One Cayman kid definitely inspired was 14-year-old Jamal Walton, who while winning the 400m by three seconds set a junior and men’s new mark of 48.07 seconds. 

Local girls had plenty of role models, too, including Carmelita Jeter, the world’s fastest woman, who won the 100m and for middle-distance runners, Melissa Bishop of Canada, who won the 800m.  

Bolt is especially keen to win the 100m world championships because two years ago he false started, was disqualified and Blake, another training partner and the No. 2 sprinter in the world, won it.  

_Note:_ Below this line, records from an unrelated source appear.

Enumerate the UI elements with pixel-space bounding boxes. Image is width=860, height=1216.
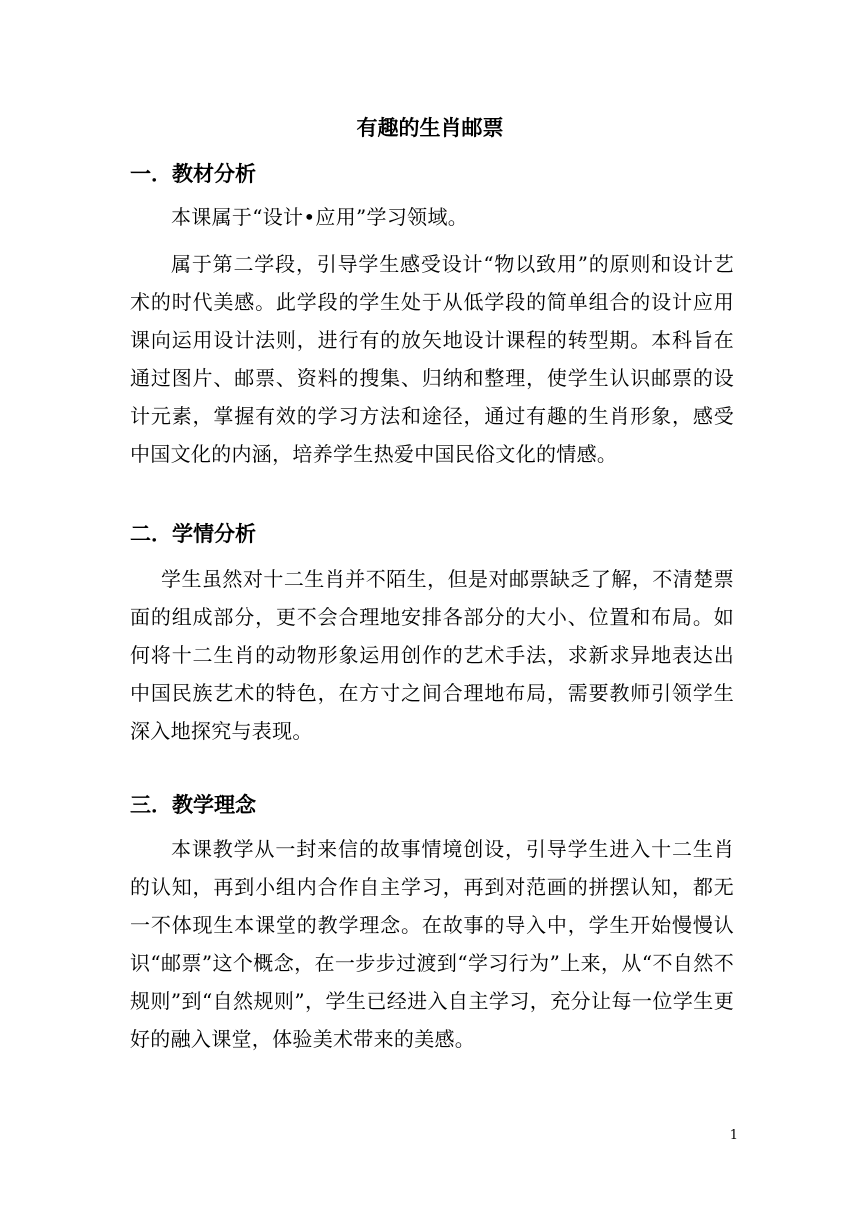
section-heading-student-analysis: 二．学情分析 [130,522,256,546]
section-heading-teaching-philosophy: 三．教学理念 [130,793,256,817]
paragraph-textbook-detail: 属于第二学段，引导学生感受设计“物以致用”的原则和设计艺术的时代美感。此学段的学生处于从低学段的简单组合的设计应用课向运用设计法则，进行有的放矢地设计课程的转型期。本科旨在通过图片、邮票、资料的搜集、归纳和整理，使学生认识邮票的设计元素，掌握有效的学习方法和途径，通过有趣的生肖形象，感受中国文化的内涵，培养学生热爱中国民俗文化的情感。 [130,252,734,466]
page-number: 1 [729,1128,738,1143]
paragraph-textbook-domain: 本课属于“设计•应用”学习领域。 [171,205,469,229]
paragraph-student-analysis: 学生虽然对十二生肖并不陌生，但是对邮票缺乏了解，不清楚票面的组成部分，更不会合理地安排各部分的大小、位置和布局。如何将十二生肖的动物形象运用创作的艺术手法，求新求异地表达出中国民族艺术的特色，在方寸之间合理地布局，需要教师引领学生深入地探究与表现。 [130,567,734,743]
section-heading-textbook-analysis: 一．教材分析 [130,162,256,186]
document-title: 有趣的生肖邮票 [356,116,504,140]
paragraph-teaching-philosophy: 本课教学从一封来信的故事情境创设，引导学生进入十二生肖的认知，再到小组内合作自主学习，再到对范画的拼摆认知，都无一不体现生本课堂的教学理念。在故事的导入中，学生开始慢慢认识“邮票”这个概念，在一步步过渡到“学习行为”上来，从“不自然不规则”到“自然规则”，学生已经进入自主学习，充分让每一位学生更好的融入课堂，体验美术带来的美感。 [130,837,734,1051]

Cydonie said: “The Cayman Invitational is a huge accomplishment not just for myself but for the entire country. We’re not sure when we will get this opportunity again. I don’t know when we’ll get this chance again. I don’t know if we’ll ever be able to get better than this, but I’ll try my best. 

“I’ve always said that the problem we have here is that we don’t dream big enough. I came from very humble beginnings and I want to emphasise that it is possible to dream and you can make certain changes in track and field. 

“Dreaming is possible. We don’t have to limit ourselves because we come from such a small country.”  

Humour aside, Bolt is aware of his huge influence on the youth. 

“It is very important for me to be a role model for the youths. I remember when I was growing up, I used to look up to Michael Johnson, Herb McKenley and Don Quarrie.  

“So for me to be a role model for these kids is a great honour. I always wanted to be an Olympic gold medallist and worked hard to do so. To sign a few autographs and take some pictures goes a long way with the kids and, for me, that is wonderful.”  

Bolt does not foresee moving up to 400m and for the time being other sports which he excelled at as a kid are not on the agenda.  

“I’ve moved away from playing cricket and I think I’m more into football now. Alex Ferguson (the out going Manchester United boss) said if I want to come and train the guys to get the experience I can.”  

In the meantime, at the world champs, Bolt wants to beat his own 100m and 200m world records just to emphasise that he is still the world’s fastest man.